Yogi et al classified annular pancreas according to the drainage of annular duct. The most common is type 1 where annular duct directly flows into the main pancreatic duct [3].The ductal pattern in the present case comes under this pattern. There was no duct from the ring tissue to duct of  santorini as observed by   Russadi et al[10]. The study conducted by  Heymann   showed a continuation of proximal end of main pancreatic duct over the ring tissue anteriorly and after winding around the duodenum it joined the common bile duct[11].
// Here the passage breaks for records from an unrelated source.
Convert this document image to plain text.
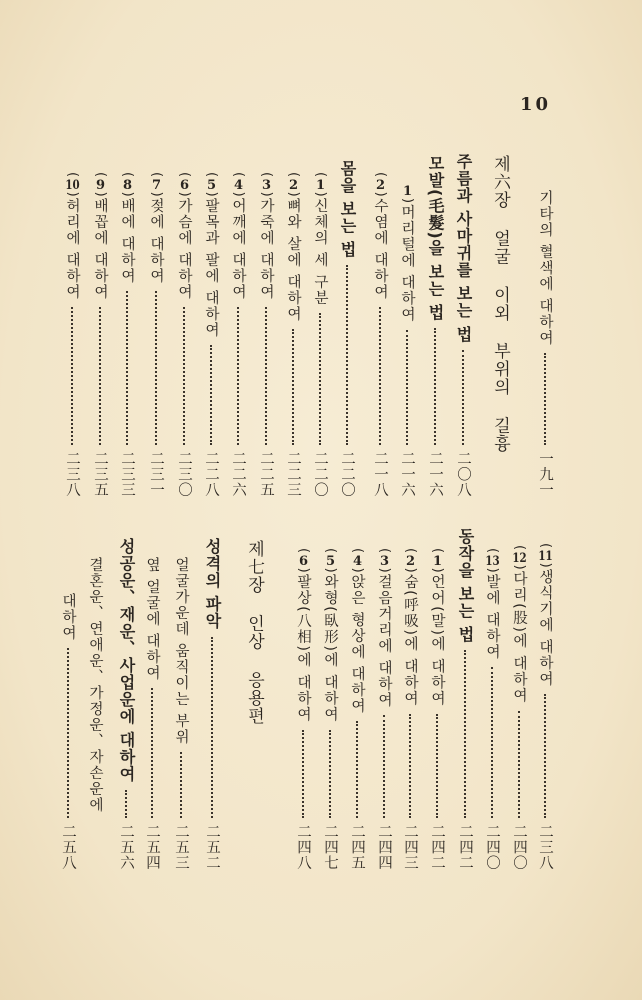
10
기타의 혈색에 대하여
一九一
제六장 얼굴 이외 부위의 길흉
주름과 사마귀를 보는 법
二〇八
모발(毛髮)을 보는 법
二一六
1)머리털에 대하여
二一六
(2)수염에 대하여
二一八
몸을 보는 법
二二〇
(1)신체의 세 구분
二二〇
(2)뼈와 살에 대하여
二二三
(3)가죽에 대하여
二二五
(4)어깨에 대하여
二二六
(5)팔목과 팔에 대하여
二二八
(6)가슴에 대하여
二三〇
(7)젖에 대하여
二三一
(8)배에 대하여
二三三
(9)배꼽에 대하여
二三五
(10)허리에 대하여
二三八
(11)생식기에 대하여
二三八
(12)다리(股)에 대하여
二四〇
(13)발에 대하여
二四〇
동작을 보는 법
二四二
(1)언어(말)에 대하여
二四二
(2)숨(呼吸)에 대하여
二四三
(3)걸음거리에 대하여
二四四
(4)앉은 형상에 대하여
二四五
(5)와형(臥形)에 대하여
二四七
(6)팔상(八相)에 대하여
二四八
제七장 인상 응용편
성격의 파악
二五二
얼굴가운데 움직이는 부위
二五三
옆 얼굴에 대하여
二五四
성공운、재운、사업운에 대하여
二五六
결혼운、연애운、가정운、자손운에
대하여
二五八
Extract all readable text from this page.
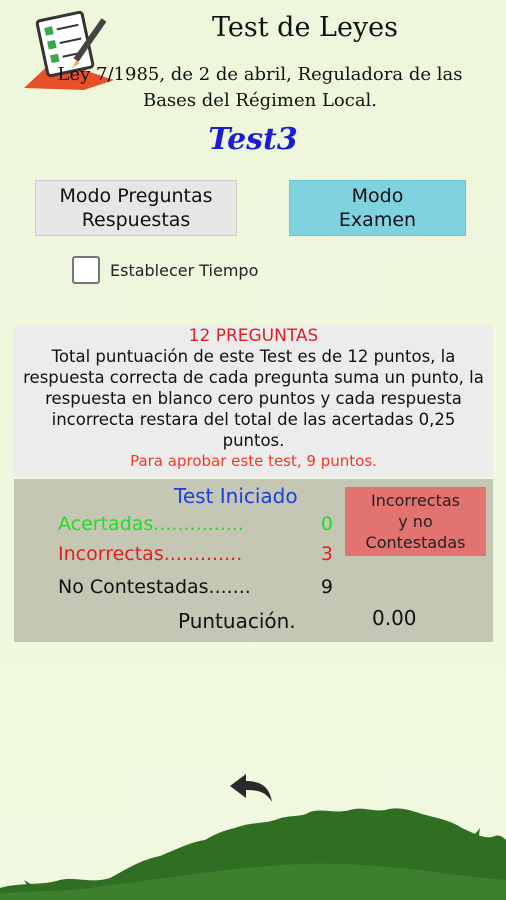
Test de Leyes
Ley 7/1985, de 2 de abril, Reguladora de las Bases del Régimen Local.
Test3
Modo Preguntas
Respuestas
Modo
Examen
Establecer Tiempo
12 PREGUNTAS
Total puntuación de este Test es de 12 puntos, la respuesta correcta de cada pregunta suma un punto, la respuesta en blanco cero puntos y cada respuesta incorrecta restara del total de las acertadas 0,25 puntos.
Para aprobar este test, 9 puntos.
Test Iniciado
Acertadas...............	0
Incorrectas.............	3
No Contestadas.......	9
Incorrectas
y no
Contestadas
Puntuación.	0.00
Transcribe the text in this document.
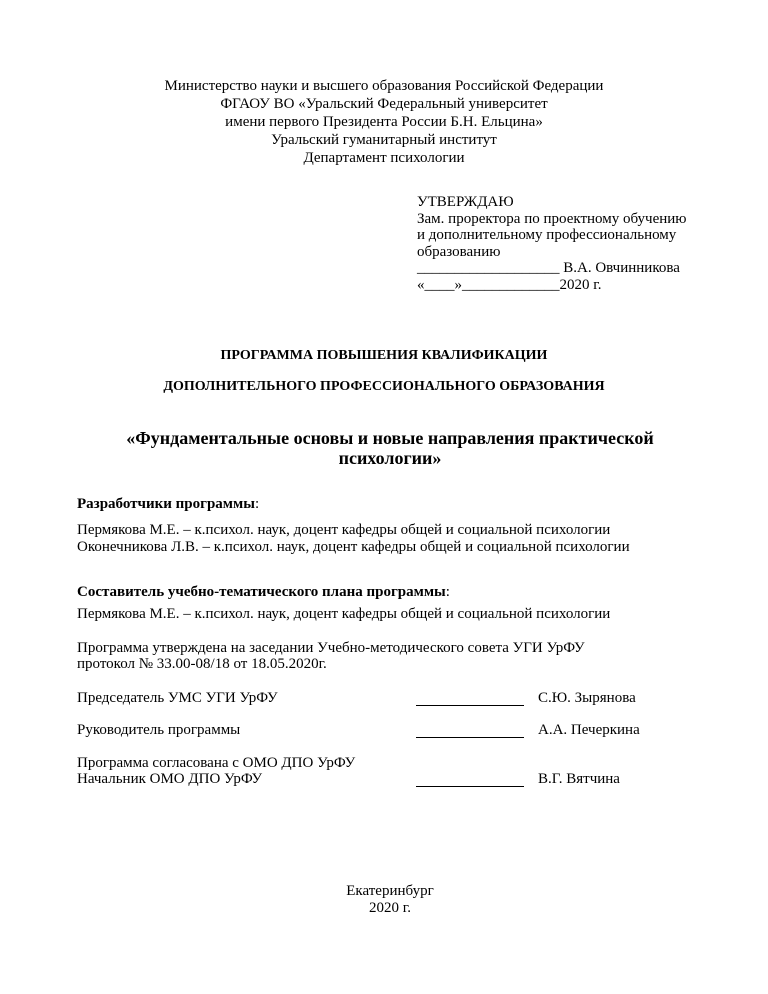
Министерство науки и высшего образования Российской Федерации
ФГАОУ ВО «Уральский Федеральный университет
имени первого Президента России Б.Н. Ельцина»
Уральский гуманитарный институт
Департамент психологии
УТВЕРЖДАЮ
Зам. проректора по проектному обучению
и дополнительному профессиональному
образованию
___________________ В.А. Овчинникова
«____»_____________2020 г.
ПРОГРАММА ПОВЫШЕНИЯ КВАЛИФИКАЦИИ
ДОПОЛНИТЕЛЬНОГО ПРОФЕССИОНАЛЬНОГО ОБРАЗОВАНИЯ
«Фундаментальные основы и новые направления практической
психологии»
Разработчики программы:
Пермякова М.Е. – к.психол. наук, доцент кафедры общей и социальной психологии
Оконечникова Л.В. – к.психол. наук, доцент кафедры общей и социальной психологии
Составитель учебно-тематического плана программы:
Пермякова М.Е. – к.психол. наук, доцент кафедры общей и социальной психологии
Программа утверждена на заседании Учебно-методического совета УГИ УрФУ
протокол № 33.00-08/18 от 18.05.2020г.
Председатель УМС УГИ УрФУ	С.Ю. Зырянова
Руководитель программы	А.А. Печеркина
Программа согласована с ОМО ДПО УрФУ
Начальник ОМО ДПО УрФУ	В.Г. Вятчина
Екатеринбург
2020 г.
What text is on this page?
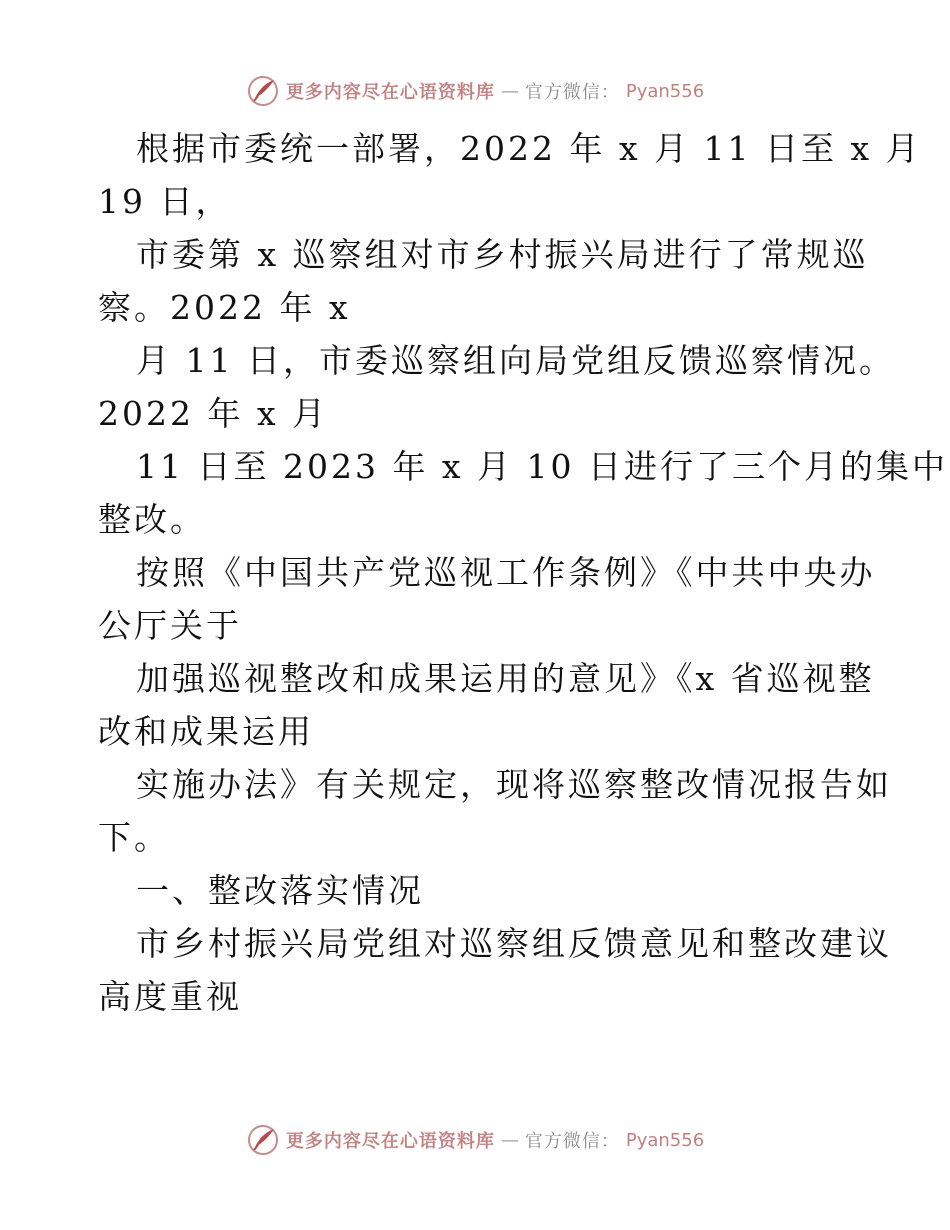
更多内容尽在心语资料库 — 官方微信： Pyan556
根据市委统一部署，2022 年 x 月 11 日至 x 月
19 日，
市委第 x 巡察组对市乡村振兴局进行了常规巡
察。2022 年 x
月 11 日，市委巡察组向局党组反馈巡察情况。
2022 年 x 月
11 日至 2023 年 x 月 10 日进行了三个月的集中
整改。
按照《中国共产党巡视工作条例》《中共中央办
公厅关于
加强巡视整改和成果运用的意见》《x 省巡视整
改和成果运用
实施办法》有关规定，现将巡察整改情况报告如
下。
一、整改落实情况
市乡村振兴局党组对巡察组反馈意见和整改建议
高度重视
更多内容尽在心语资料库 — 官方微信： Pyan556
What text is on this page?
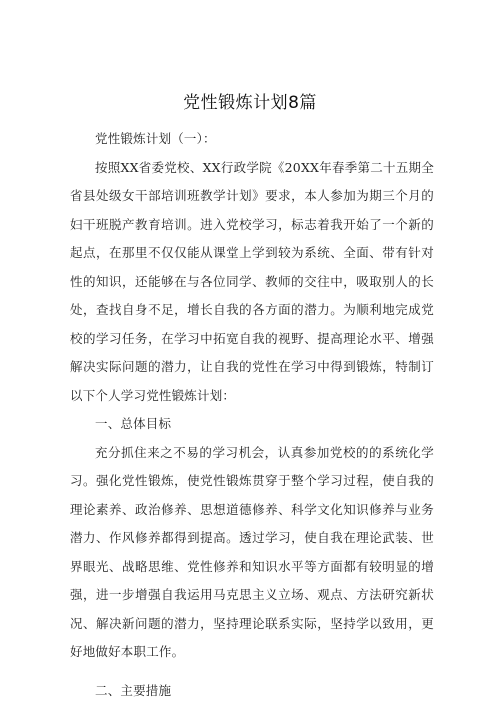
党性锻炼计划8篇

党性锻炼计划（一）：

按照XX省委党校、XX行政学院《20XX年春季第二十五期全省县处级女干部培训班教学计划》要求，本人参加为期三个月的妇干班脱产教育培训。进入党校学习，标志着我开始了一个新的起点，在那里不仅仅能从课堂上学到较为系统、全面、带有针对性的知识，还能够在与各位同学、教师的交往中，吸取别人的长处，查找自身不足，增长自我的各方面的潜力。为顺利地完成党校的学习任务，在学习中拓宽自我的视野、提高理论水平、增强解决实际问题的潜力，让自我的党性在学习中得到锻炼，特制订以下个人学习党性锻炼计划：

一、总体目标

充分抓住来之不易的学习机会，认真参加党校的的系统化学习。强化党性锻炼，使党性锻炼贯穿于整个学习过程，使自我的理论素养、政治修养、思想道德修养、科学文化知识修养与业务潜力、作风修养都得到提高。透过学习，使自我在理论武装、世界眼光、战略思维、党性修养和知识水平等方面都有较明显的增强，进一步增强自我运用马克思主义立场、观点、方法研究新状况、解决新问题的潜力，坚持理论联系实际，坚持学以致用，更好地做好本职工作。

二、主要措施
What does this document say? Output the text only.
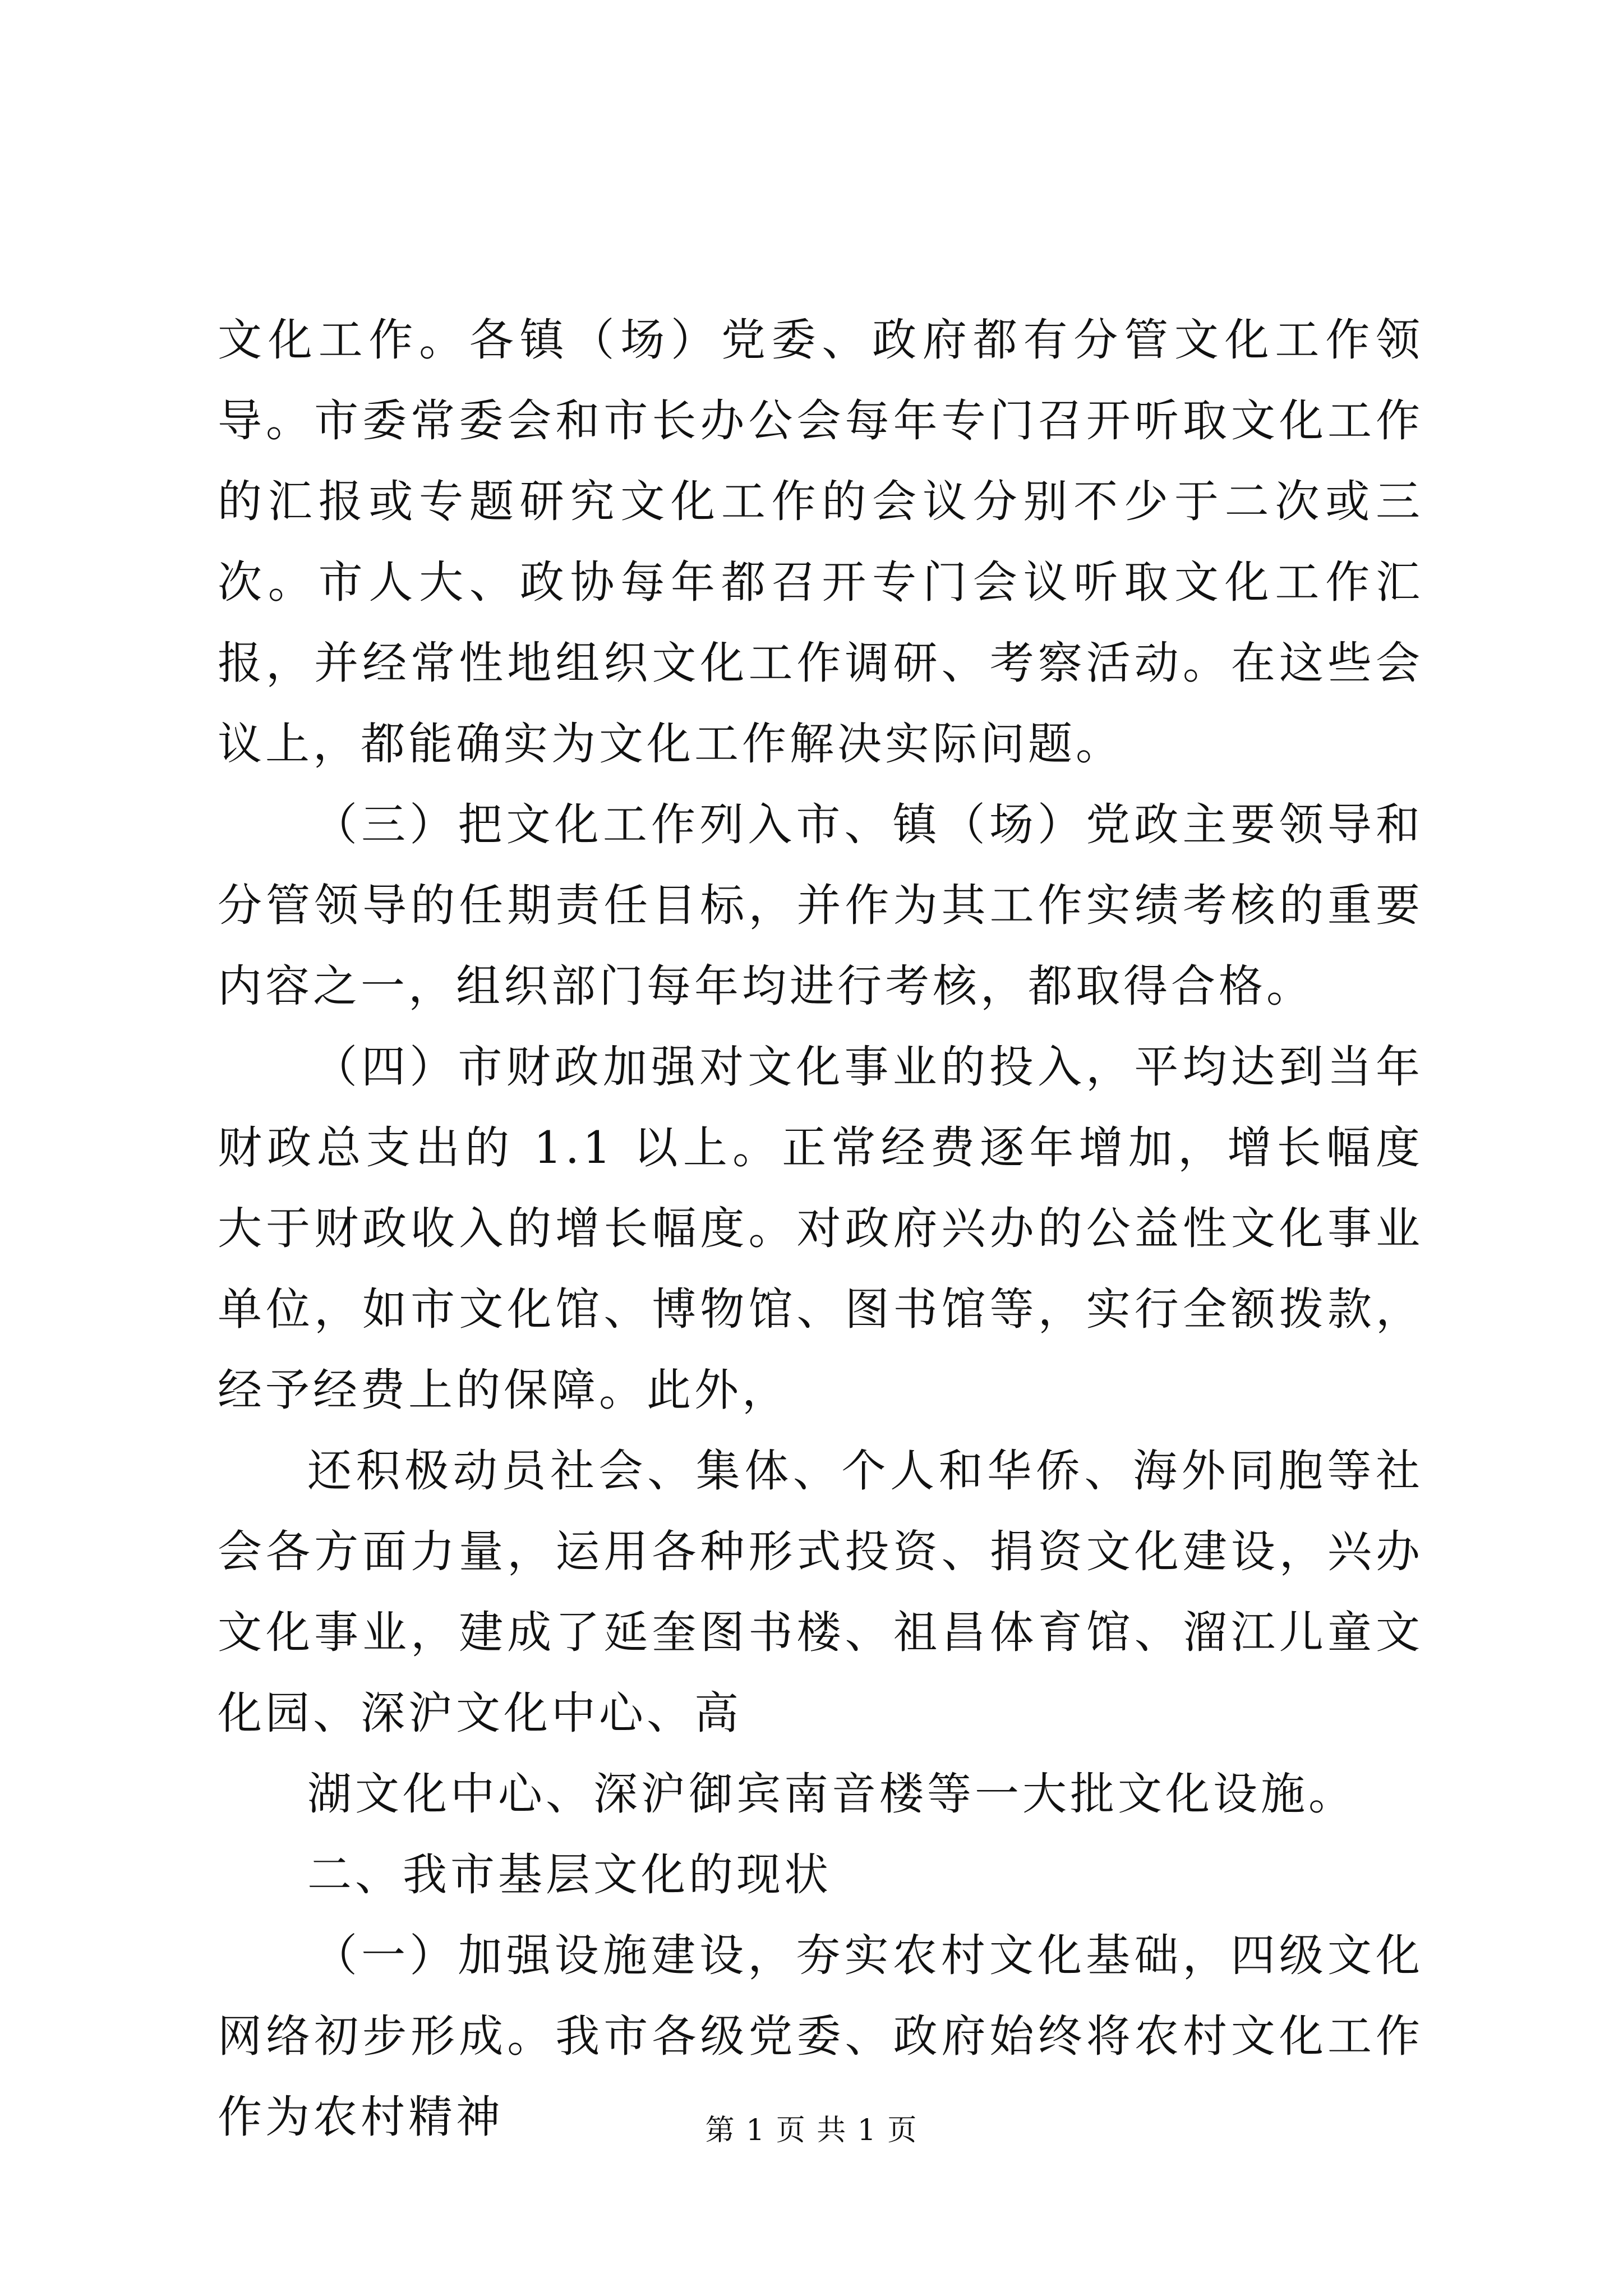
文化工作。各镇（场）党委、政府都有分管文化工作领导。市委常委会和市长办公会每年专门召开听取文化工作的汇报或专题研究文化工作的会议分别不少于二次或三次。市人大、政协每年都召开专门会议听取文化工作汇报，并经常性地组织文化工作调研、考察活动。在这些会议上，都能确实为文化工作解决实际问题。

（三）把文化工作列入市、镇（场）党政主要领导和分管领导的任期责任目标，并作为其工作实绩考核的重要内容之一，组织部门每年均进行考核，都取得合格。

（四）市财政加强对文化事业的投入，平均达到当年财政总支出的 1.1 以上。正常经费逐年增加，增长幅度大于财政收入的增长幅度。对政府兴办的公益性文化事业单位，如市文化馆、博物馆、图书馆等，实行全额拨款，经予经费上的保障。此外，

还积极动员社会、集体、个人和华侨、海外同胞等社会各方面力量，运用各种形式投资、捐资文化建设，兴办文化事业，建成了延奎图书楼、祖昌体育馆、溜江儿童文化园、深沪文化中心、高

湖文化中心、深沪御宾南音楼等一大批文化设施。

二、我市基层文化的现状

（一）加强设施建设，夯实农村文化基础，四级文化网络初步形成。我市各级党委、政府始终将农村文化工作作为农村精神	第 1 页 共 1 页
When clinical manifestations ensue at adult age, symptoms include cramping  epigastric pain, post prandial fullness and relief with vomiting[12].Besides peptic ulcer disease, acute and chronic pancreatitis, obstructive jaundice and gastric outlet obstruction may also be   associated  conditions[13]. Division or resection of the pancreatic annulus as used in the past[1]is not advised because of the duodenal leak, post operative pancreatitis and  pancreatic fistula[12].

Summary.

The pancreatic tissue  present over the duodenum can constrict the lumen and block or impair the blood flow depending upon its thickness.. Almost  two third of the patients remain asymptomatic. In this present study till death the person had, no recorded complaints related to pancreatic pathology. Even the  histological examination showed normal  glandular tissue. Annular pancreas is found concomitantly with  ampullary carcinoma. The co-existence must be considered until the absence is proved[14]. The main goal of surgical treatment of annular pancreas is the relief of duodenal obstruction and several procedures have been proposed with this intent[12]. Bypass surgery of the annulus by duodenostomy, gastrojejunostomy or duodeonojejunostomy seems to the preferred method of treatment[12]. Duodenopancreatectomy is suggested when annular pancreas is associated with neoplastic conditions[15].The differential diagnosis between focal inflammatory lesions in the head of the pancreas due to chronic pancreatitis and pancreatic cancer remains a challenging task for radiologists, pathologists and surgeons[3]. In relieving surgical operations prior knowledge of ductal pattern is important for avoiding postoperative complications.

Aknowledgement.

I express my sincere gratitude towards Dr.T.R.Kalavathi and Dr.Chrictilda Felicia who inspired me and guided me.